Share this article on:
Can a patient sue for a HIPAA violation? There is no private cause of action in HIPAA, so it is not possible for a patient to sue for a HIPAA violation. Even if HIPAA Rules have clearly been violated by a healthcare provider, and harm has been suffered as a direct result, it is not possible for patients to seek damages, at least not for the violation of HIPAA Rules.
So, if it is not possible for a patient to sue for a HIPAA violation, does that mean legal action cannot be taken against a covered entity when HIPAA has clearly been violated? While HIPAA does not have a private cause of action, it is possible for patients to take legal action against healthcare providers and obtain damages for violations of state laws.
In some states, it is possible to file a lawsuit against a HIPAA covered entity on the grounds of negligence or for a breach of an implied contract, such as if a covered entity has failed to protect medical records. In such cases, it will be necessary to prove that damage or harm has been caused as a result of negligence or the theft of unsecured personal information.
Taking legal action against a covered entity can be expensive and there is no guarantee of success. Patients should therefore be clear about their aims and what they hope to achieve by taking legal action. An alternative course of action may help them to achieve the same aim.
Filing Complaints for HIPAA Violations
If HIPAA Rules are believed to have been violated, patients can file complaints with the federal government and in most cases complaints are investigated. Action may be taken against the covered entity if the compliant is substantiated and it is established that HIPAA Rules have been violated. The complaint should be filed with the Department of Health and Human Services’ Office for Civil Rights (OCR).
While complaints can be filed anonymously, OCR will not investigate any complaints against a covered entity unless the complainant is named and contact information is provided.
A complaint should be filed before legal action is taken against the covered entity under state laws. Complaints must be filed within 180 days of the discovery of the violation, although in limited cases, an extension may be granted.
Complaints can also be filed with state attorneys general, who also have the authority to pursue cases against HIPAA-covered entities for HIPAA violations.
The actions taken against the covered entity will depend on several factors, including the nature of the violation, the severity of the violation, the number of individuals impacted, and whether there have been repeat violations of HIPAA Rules.
The penalties for HIPAA violations are detailed here, although many complaints are resolved through voluntary compliance, by issuing guidance, or if an organization agrees to take corrective action to resolve the HIPAA issues that led to the complaint. Complaints may also be referred to the Department of Justice to pursue cases if there has been a criminal violation of HIPAA Rules.

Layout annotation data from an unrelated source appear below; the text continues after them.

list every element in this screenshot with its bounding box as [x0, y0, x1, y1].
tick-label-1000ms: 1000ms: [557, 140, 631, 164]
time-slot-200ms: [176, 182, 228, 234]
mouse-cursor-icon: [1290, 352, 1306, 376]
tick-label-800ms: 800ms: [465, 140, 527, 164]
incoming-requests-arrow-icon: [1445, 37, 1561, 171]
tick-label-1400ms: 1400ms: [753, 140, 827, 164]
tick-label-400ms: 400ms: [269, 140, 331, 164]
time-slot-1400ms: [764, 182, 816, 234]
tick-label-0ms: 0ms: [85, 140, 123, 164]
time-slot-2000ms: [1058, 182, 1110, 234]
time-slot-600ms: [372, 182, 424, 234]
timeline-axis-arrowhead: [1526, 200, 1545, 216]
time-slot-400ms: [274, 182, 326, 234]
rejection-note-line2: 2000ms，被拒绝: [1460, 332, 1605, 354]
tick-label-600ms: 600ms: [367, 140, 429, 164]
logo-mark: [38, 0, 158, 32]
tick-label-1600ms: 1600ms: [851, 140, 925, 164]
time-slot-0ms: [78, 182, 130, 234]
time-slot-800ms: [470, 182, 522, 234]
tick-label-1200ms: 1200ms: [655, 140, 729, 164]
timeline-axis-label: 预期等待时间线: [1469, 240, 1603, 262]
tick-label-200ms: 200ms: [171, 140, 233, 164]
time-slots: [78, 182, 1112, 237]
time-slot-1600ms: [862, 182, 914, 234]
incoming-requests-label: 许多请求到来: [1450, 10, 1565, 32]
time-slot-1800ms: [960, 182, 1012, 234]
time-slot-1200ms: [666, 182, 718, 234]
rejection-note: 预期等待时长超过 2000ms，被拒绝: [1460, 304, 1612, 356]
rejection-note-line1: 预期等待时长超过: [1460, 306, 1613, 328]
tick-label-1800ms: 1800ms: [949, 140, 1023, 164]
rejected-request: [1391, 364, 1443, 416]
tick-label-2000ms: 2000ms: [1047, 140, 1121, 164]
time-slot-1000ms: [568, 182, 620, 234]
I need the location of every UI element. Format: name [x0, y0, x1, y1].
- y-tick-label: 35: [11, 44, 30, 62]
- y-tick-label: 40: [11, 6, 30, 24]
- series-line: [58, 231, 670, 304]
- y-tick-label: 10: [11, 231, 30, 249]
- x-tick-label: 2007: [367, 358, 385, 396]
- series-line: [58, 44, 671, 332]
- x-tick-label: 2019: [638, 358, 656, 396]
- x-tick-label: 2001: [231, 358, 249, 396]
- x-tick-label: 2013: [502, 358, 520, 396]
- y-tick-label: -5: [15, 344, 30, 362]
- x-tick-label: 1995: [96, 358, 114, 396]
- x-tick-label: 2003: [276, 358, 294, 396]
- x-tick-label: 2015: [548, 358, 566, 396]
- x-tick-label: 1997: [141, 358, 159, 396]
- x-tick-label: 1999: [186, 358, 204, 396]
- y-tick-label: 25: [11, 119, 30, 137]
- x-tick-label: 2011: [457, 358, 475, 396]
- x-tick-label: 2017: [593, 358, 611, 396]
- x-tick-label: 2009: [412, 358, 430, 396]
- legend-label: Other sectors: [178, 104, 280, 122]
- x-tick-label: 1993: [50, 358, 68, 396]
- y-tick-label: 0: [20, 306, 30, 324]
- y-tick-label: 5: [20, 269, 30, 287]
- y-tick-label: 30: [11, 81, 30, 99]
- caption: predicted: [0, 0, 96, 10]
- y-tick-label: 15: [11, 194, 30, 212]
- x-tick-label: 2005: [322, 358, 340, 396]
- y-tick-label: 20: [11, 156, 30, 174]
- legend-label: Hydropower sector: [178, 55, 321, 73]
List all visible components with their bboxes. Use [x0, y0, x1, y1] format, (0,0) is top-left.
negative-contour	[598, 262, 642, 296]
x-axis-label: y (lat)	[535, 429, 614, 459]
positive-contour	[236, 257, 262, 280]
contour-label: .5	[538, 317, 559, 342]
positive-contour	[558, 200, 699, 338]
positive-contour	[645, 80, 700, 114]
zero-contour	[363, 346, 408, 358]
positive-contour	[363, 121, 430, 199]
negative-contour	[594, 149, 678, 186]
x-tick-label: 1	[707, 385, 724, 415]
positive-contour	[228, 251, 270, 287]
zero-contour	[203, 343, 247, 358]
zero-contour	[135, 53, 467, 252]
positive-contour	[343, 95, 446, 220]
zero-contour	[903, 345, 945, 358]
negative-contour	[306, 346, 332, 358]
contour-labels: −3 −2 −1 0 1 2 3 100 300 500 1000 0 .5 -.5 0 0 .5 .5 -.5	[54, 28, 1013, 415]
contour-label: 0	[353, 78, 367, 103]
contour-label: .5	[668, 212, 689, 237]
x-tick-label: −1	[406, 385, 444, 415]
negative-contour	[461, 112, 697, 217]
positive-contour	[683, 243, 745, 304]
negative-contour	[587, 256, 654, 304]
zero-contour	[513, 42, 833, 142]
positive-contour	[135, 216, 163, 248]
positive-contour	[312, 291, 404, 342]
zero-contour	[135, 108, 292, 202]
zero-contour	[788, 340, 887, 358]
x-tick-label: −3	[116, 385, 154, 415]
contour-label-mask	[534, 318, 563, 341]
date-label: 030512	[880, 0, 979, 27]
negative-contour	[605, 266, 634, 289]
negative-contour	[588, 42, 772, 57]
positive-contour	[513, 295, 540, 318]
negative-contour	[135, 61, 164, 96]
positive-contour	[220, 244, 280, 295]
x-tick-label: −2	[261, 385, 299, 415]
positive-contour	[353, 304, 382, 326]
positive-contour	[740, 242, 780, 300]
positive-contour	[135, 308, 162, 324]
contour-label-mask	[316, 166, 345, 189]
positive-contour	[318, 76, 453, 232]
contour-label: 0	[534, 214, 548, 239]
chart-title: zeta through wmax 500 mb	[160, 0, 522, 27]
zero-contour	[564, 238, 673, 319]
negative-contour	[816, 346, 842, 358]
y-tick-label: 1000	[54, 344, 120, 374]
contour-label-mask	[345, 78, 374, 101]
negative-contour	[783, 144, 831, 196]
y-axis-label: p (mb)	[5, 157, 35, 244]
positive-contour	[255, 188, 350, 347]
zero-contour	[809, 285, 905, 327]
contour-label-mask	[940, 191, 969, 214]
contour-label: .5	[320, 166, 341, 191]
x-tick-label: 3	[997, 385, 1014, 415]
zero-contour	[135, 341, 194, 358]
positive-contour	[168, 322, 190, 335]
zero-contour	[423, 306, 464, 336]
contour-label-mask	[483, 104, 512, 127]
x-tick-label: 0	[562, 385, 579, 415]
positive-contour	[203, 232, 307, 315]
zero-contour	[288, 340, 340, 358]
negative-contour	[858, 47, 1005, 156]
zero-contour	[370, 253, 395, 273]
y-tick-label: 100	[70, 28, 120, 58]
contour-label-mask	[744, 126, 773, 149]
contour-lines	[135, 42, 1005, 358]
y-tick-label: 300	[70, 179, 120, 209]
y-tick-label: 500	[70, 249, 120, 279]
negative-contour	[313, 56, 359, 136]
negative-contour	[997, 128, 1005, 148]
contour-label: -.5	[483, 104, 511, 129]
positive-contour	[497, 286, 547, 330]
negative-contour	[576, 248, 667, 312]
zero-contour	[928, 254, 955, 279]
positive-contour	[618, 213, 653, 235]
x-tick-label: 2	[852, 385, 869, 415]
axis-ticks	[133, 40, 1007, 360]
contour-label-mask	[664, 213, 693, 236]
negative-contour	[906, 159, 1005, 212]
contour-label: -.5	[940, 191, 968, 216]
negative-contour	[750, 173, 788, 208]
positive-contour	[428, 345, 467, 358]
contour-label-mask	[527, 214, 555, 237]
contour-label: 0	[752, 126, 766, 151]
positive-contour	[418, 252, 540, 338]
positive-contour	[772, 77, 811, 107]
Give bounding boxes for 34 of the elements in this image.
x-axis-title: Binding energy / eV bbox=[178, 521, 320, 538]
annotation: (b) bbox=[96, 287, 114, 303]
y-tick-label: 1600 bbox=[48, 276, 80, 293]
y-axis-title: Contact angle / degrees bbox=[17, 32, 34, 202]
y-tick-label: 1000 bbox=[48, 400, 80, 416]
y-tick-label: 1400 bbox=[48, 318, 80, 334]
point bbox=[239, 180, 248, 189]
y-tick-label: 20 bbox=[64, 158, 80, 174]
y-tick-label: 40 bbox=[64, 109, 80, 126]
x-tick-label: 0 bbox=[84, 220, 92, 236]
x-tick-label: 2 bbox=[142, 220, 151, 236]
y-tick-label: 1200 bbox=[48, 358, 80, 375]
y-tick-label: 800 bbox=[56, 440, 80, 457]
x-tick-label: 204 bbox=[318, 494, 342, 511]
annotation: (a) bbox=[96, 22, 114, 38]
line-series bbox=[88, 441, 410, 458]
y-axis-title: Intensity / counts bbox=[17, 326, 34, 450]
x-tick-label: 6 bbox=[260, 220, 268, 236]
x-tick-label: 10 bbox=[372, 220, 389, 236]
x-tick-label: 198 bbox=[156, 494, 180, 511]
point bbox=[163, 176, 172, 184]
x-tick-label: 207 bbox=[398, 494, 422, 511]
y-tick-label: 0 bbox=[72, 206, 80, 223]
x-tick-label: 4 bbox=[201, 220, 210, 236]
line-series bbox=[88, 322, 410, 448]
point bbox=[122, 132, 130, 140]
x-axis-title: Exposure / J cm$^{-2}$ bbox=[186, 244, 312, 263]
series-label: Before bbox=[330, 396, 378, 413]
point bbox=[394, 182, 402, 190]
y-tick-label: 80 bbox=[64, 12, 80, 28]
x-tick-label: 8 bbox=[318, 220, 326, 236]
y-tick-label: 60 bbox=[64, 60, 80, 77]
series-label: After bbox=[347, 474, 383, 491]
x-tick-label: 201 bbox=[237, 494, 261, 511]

Complaints about individuals can also be filed with professional boards such as the Board of Medicine and the Board of Nursing.
How to File a Lawsuit for a HIPAA Violation
If you have been informed that your protected health information has been exposed as a result of a healthcare data breach, or you believe your PHI has been stolen from a specific healthcare organization, you may be able to take legal action against the breached entity to recover damages for any harm or losses suffered as a result of the breach.
The first step to take is to submit a complaint about the violation to the HHS’ Office for Civil Rights. This can be done in writing or via the OCR website. If filing a complaint in writing, you should use the official OCR complaint form and should keep a copy to provide to your legal representative.
You will then need to contact an attorney to take legal action against a HIPAA covered entity. You can find attorneys through your state or local bar association. Try to find an attorney or law firm well versed in HIPAA regulations for the greatest chance of success and contact multiple law firms and speak with several attorneys before making your choice.
There will no doubt be many other individuals who are in the same boat, some of whom may have already taken legal action. Joining an existing class action lawsuit is an option. The more individuals involved, the stronger the case is likely to be.
Many class action lawsuits have been filed on behalf of data breach victims that have yet to experience harm due to the exposure or theft of their data. The plaintiffs claim for damages for future harm as a result of their data being stolen. However, without evidence of actual harm, the chances of success will be greatly reduced.